Displicente com dinheiro
Mas não era à base da bala ou da intimidação que Olympio Lima esmorecia. Ele gostava, de fato, dos primeiros postos de combate, conservando o pulso firme e o cérebro desanuviado. Apesar do ataque promovido pelos rivais, Tribuna do Povo crescia a olhos vistos. Em 1896, o jornal, buscando maior espaço, transferia suas instalações para a Rua do Rosário, 99.
Porém, o que o derrubava o aguerrido jornalista era ter de tratar das questões comerciais e administrativas do jornal, atribuições que lhe causavam sonolência e aborrecimentos. O jornal vendia muito, era popular e aguardado a cada manhã, ou seja, um produto bastante lucrativo. Porém, contabilizar lucros e dividendos não era do seu feitio. Todos diziam ter ele um diário excelente, empresa comercial de primeira ordem, que poderia legar a seus filhos considerável fortuna. No entanto, Lima distribuía tudo quanto da folha auferia em pensões, dádivas e outras aplicações filantrópicas, sendo em grande número as famílias pobres que se mantinham, na cidade, do seu bolso particular. Essa “displicência” acabou por lhe trazer grandes dissabores.

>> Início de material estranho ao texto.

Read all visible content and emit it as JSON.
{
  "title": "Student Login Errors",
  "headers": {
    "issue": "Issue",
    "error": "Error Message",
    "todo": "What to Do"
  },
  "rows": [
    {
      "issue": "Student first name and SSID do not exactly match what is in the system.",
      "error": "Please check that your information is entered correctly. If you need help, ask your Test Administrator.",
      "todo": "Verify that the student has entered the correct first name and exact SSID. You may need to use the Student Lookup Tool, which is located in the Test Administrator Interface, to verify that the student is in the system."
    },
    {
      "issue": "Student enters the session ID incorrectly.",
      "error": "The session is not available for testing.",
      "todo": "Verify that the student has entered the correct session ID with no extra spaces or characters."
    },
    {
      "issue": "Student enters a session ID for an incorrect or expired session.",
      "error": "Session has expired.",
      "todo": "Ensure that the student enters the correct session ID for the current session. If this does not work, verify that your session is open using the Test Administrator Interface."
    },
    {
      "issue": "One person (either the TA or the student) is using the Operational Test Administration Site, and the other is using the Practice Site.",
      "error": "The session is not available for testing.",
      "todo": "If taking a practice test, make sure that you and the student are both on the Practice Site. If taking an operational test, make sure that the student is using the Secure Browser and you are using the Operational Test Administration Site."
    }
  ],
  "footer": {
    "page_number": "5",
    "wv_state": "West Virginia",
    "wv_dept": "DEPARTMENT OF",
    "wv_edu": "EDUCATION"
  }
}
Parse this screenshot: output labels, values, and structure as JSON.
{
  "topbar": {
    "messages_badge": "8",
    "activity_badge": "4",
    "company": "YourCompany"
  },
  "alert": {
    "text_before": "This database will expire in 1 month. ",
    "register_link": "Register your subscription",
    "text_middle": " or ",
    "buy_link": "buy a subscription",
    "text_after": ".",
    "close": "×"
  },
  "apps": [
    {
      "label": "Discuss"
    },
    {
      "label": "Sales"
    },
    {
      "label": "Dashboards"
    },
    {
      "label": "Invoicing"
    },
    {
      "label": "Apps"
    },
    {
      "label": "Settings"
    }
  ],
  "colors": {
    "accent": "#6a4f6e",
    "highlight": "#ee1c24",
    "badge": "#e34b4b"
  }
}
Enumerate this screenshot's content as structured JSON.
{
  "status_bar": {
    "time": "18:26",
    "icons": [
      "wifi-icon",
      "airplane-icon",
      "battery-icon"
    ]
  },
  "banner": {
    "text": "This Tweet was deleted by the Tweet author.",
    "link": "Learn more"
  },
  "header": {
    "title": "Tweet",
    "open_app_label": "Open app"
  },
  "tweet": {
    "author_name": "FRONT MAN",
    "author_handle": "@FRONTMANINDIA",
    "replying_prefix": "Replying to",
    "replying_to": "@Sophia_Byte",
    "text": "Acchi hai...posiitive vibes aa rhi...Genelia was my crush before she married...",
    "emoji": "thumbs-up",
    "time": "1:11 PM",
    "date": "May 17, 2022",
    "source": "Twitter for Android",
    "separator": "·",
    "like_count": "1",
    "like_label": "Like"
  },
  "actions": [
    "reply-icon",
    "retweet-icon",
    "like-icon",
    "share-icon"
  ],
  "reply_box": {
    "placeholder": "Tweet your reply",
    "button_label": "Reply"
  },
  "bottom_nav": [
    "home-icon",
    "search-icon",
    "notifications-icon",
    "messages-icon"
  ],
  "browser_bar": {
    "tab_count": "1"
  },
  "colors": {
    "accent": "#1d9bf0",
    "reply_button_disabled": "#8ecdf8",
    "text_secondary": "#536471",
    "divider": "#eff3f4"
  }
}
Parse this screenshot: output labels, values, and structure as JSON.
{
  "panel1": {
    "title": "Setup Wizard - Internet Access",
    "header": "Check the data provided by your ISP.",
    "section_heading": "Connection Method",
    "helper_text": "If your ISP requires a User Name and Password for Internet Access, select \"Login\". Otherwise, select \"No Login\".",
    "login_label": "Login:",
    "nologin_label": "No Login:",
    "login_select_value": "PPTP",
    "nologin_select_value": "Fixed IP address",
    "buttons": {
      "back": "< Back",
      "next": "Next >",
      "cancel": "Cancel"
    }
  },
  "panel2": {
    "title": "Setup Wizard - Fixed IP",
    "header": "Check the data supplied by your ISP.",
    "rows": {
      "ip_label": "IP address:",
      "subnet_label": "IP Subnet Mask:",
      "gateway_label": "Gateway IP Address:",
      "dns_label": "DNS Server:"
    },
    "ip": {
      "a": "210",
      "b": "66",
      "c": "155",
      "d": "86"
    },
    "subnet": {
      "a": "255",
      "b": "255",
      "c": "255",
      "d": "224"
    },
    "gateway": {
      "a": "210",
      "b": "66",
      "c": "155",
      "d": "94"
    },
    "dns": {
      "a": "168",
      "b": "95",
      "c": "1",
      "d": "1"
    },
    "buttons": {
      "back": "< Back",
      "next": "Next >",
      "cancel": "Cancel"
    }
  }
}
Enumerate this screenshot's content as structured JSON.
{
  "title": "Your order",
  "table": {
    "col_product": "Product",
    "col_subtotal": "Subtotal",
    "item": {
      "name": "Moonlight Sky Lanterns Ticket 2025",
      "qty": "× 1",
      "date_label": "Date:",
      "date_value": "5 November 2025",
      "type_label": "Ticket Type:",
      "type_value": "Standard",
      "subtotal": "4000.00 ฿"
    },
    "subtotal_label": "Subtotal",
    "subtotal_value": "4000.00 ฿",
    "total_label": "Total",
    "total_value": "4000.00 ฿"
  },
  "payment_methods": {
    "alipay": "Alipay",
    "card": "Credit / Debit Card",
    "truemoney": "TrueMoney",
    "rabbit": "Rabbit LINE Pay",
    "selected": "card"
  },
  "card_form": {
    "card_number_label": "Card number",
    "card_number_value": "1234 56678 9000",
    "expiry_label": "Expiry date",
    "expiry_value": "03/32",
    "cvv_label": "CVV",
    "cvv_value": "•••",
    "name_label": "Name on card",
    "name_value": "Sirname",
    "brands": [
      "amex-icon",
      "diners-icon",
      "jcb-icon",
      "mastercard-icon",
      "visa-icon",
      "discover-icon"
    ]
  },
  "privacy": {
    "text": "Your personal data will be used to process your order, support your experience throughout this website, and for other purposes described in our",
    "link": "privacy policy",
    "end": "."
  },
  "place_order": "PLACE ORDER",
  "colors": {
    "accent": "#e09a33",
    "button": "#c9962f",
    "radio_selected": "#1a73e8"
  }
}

Por duas vezes, teve de entregar seu jornal para pagar dívidas. A última e conclusiva aconteceu em 19 de julho de 1899, quando foi obrigado a vendê-lo para o coronel Manoel Monjardim. Desgostoso, Lima volta ao Maranhão, mas retorna poucos meses depois, decidido a retomar sua folha, reclamando na justiça que fora “roubado” na negociação. No entanto, perde a causa.
Surge A Tribuna
Sem chance de retomar a Tribuna do Povo, não restava a Olympio Lima outra alternativa a não ser criar outro jornal. Foi então que, com a ajuda do comendador Júlio Conceição, monta uma nova redação, na Rua General Câmara, 25, e funda “A Tribuna”. O maranhense, entretanto, não encarava sua nova folha como algo, de fato, inédito. O periódico debutante estampou no seu número inicial, lançado em 19 de dezembro de 1899, as inscrições “Ano VI” e “Desde 1894”, deixando claro se tratar do mesmo veículo de tom crítico e irônico intelectualmente, conduzido com brilhantismo por Olympio Lima.
O jornal A Tribuna vira sucesso instantâneo, vendendo seis mil exemplares em meia hora. Era o apoio popular a Olympio sendo medido.
Morte e glória de Olympio Lima
Por alguns anos, o maranhense intelectual, como o chamava o historiador Francisco Martins dos Santos, conduziu sua nova-velha folha, com o mesmo espírito contestador da Tribuna do Povo. Em 10 de setembro de 1906, Olympio resolveu investir na capital paulista, onde arrendou o jornal “O Comércio de São Paulo”. De lá, tomava conta dos dois jornais. O ritmo intenso de trabalho, porém, não lhe fora benéfico. Bastante exausto, ele teria decidido viajar para o Rio de Janeiro para tratar de uma velha enfermidade cardíaca, e se internou na Casa de Saúde São Sebastião, onde veio a falecer em 4 de outubro de 1907, aos 45 anos de idade.
Sua morte repercutiu em todo o país, dado o reconhecimento de sua luta pela verdade e imprensa livre. Seu corpo foi trasladado para Santos, onde foi enterrado no Cemitério do Paquetá, após cortejo que contou com a presença de centenas de pessoas, admiradoras do bravo e combativo maranhense santista.